1. The battery management system with the full-time monitoring comprises a battery management system for continuously monitoring the whole vehicle power supply system all day, and is characterized by further comprising a change-over switch, wherein the change-over switch is a five-pin relay, a coil of the five-pin relay is connected with a fourth power supply switch in series and then is powered by a power supply, one end of a contact switch of the five-pin relay is connected with the battery management system, the other end of the contact switch of the five-pin relay is used for switching and connecting a whole vehicle low-voltage power supply and a high-voltage to low-voltage module, one end of the five-pin relay is also used for connecting a vehicle-mounted monitoring terminal through a first power supply switch, is also used for connecting a power battery through a second power supply switch, and is also used for connecting a whole vehicle controller through a third power supply switch; the battery management system is in control connection with the first power supply switch, the second power supply switch, the third power supply switch and the fourth power supply switch;

during normal operation, the change-over switch is connected with the battery management system and the whole vehicle low-voltage power supply;

when the vehicle is stopped, the battery management system controls the fourth power supply switch to be turned off so as to cut off the power supply of the coil, the change-over switch is connected with the battery management system and the high-voltage to low-voltage module, the battery management system also controls the first, second and third power supply switches to be turned on so as to send low-voltage power supply of the high-voltage to low-voltage module to each slave control board, the whole vehicle controller and the vehicle-mounted monitoring terminal of the power battery, the power battery can transmit data of each slave control board to the battery management system in real time, the battery management system transmits the information to the vehicle-mounted monitoring terminal, and the vehicle-mounted monitoring terminal further transmits the data to the monitoring background through a GPS in real time.

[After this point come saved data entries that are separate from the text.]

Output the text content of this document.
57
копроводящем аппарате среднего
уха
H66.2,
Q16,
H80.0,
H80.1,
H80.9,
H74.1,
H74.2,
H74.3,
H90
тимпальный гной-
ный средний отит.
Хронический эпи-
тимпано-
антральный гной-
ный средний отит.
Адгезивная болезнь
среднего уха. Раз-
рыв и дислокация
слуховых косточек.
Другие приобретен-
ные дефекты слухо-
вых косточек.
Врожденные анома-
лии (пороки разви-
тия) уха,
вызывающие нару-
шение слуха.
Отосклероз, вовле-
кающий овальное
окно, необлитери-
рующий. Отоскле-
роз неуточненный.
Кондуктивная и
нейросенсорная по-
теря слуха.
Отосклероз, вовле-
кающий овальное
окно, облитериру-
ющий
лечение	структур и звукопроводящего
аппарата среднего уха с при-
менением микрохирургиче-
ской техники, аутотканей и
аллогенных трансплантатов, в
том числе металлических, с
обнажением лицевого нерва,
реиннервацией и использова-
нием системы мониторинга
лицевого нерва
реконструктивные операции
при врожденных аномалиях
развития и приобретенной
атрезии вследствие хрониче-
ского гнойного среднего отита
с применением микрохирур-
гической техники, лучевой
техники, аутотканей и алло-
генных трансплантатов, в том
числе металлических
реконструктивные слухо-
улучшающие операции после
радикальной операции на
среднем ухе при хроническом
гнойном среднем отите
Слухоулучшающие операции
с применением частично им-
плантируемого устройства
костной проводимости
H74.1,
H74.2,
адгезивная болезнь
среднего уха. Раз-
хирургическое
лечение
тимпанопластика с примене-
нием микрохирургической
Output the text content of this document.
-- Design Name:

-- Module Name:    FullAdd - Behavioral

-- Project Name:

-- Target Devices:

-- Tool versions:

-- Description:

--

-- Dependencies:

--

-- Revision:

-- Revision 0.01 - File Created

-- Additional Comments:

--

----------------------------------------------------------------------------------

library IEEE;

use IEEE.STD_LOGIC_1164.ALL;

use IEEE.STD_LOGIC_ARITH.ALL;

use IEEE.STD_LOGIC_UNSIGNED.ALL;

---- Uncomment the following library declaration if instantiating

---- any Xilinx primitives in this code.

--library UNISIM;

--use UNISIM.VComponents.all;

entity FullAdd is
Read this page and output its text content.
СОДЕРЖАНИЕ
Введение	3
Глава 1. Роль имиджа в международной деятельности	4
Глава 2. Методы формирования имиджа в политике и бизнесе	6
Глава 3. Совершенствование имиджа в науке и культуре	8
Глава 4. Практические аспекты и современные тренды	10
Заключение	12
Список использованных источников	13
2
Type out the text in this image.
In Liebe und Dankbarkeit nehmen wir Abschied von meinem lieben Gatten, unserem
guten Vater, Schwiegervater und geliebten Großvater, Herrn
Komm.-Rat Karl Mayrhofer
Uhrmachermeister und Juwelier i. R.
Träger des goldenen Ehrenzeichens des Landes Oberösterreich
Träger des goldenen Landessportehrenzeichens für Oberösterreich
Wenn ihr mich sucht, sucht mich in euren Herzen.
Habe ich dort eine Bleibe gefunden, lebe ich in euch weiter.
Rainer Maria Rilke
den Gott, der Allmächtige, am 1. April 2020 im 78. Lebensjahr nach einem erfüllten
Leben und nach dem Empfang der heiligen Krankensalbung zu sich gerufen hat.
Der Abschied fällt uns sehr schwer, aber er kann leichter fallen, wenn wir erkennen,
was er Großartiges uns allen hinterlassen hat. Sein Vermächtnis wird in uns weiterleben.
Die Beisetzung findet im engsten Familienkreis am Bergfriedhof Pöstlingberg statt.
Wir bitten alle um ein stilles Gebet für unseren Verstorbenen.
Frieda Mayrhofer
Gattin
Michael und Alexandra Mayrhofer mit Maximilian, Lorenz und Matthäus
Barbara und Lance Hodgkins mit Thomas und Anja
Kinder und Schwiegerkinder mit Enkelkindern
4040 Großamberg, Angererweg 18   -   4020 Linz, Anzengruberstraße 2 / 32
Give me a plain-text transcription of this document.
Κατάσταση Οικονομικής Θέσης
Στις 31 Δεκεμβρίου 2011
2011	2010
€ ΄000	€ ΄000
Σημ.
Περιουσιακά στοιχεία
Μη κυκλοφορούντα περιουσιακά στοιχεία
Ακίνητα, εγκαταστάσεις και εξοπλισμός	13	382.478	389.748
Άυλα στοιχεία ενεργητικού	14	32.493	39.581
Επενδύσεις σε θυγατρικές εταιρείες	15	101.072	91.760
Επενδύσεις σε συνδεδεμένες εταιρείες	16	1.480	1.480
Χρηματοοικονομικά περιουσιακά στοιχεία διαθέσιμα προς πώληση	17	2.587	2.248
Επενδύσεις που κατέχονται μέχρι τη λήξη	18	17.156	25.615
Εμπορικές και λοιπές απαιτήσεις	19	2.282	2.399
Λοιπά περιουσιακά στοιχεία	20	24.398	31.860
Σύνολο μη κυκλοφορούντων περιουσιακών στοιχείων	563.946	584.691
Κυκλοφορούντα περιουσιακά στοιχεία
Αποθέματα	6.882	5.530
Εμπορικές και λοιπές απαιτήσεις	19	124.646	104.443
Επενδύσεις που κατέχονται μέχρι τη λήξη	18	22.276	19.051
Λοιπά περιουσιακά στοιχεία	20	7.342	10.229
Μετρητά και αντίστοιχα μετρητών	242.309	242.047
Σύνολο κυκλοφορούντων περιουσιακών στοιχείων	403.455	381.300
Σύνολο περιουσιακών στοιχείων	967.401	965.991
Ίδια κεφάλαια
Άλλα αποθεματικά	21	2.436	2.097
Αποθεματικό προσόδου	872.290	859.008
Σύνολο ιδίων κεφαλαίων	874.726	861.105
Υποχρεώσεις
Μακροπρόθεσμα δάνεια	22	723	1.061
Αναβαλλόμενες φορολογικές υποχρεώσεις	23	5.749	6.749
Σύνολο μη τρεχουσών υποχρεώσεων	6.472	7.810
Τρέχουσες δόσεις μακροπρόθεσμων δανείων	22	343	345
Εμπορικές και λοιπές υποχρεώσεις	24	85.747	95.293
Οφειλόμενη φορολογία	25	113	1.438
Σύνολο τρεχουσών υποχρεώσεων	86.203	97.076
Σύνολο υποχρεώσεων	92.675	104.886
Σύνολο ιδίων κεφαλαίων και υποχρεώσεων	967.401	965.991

2. The vehicle management system comprises a battery management system with full-time monitoring, a power battery and a whole vehicle low-voltage power supply, wherein the battery management system, a vehicle monitoring terminal and the power battery are in communication connection.

3. The vehicle management system of claim 2, further comprising a monitoring background communicatively coupled to the vehicle monitoring terminal, the monitoring background being configured to communicatively couple to the cell phone terminal.

4. A vehicle management system according to claim 3, wherein the monitoring background is connected to the mobile phone terminal via a mobile network.

5. The vehicle management system according to claim 2, wherein the power battery and the battery management system, and the battery management system and the in-vehicle monitoring terminal communicate via CAN.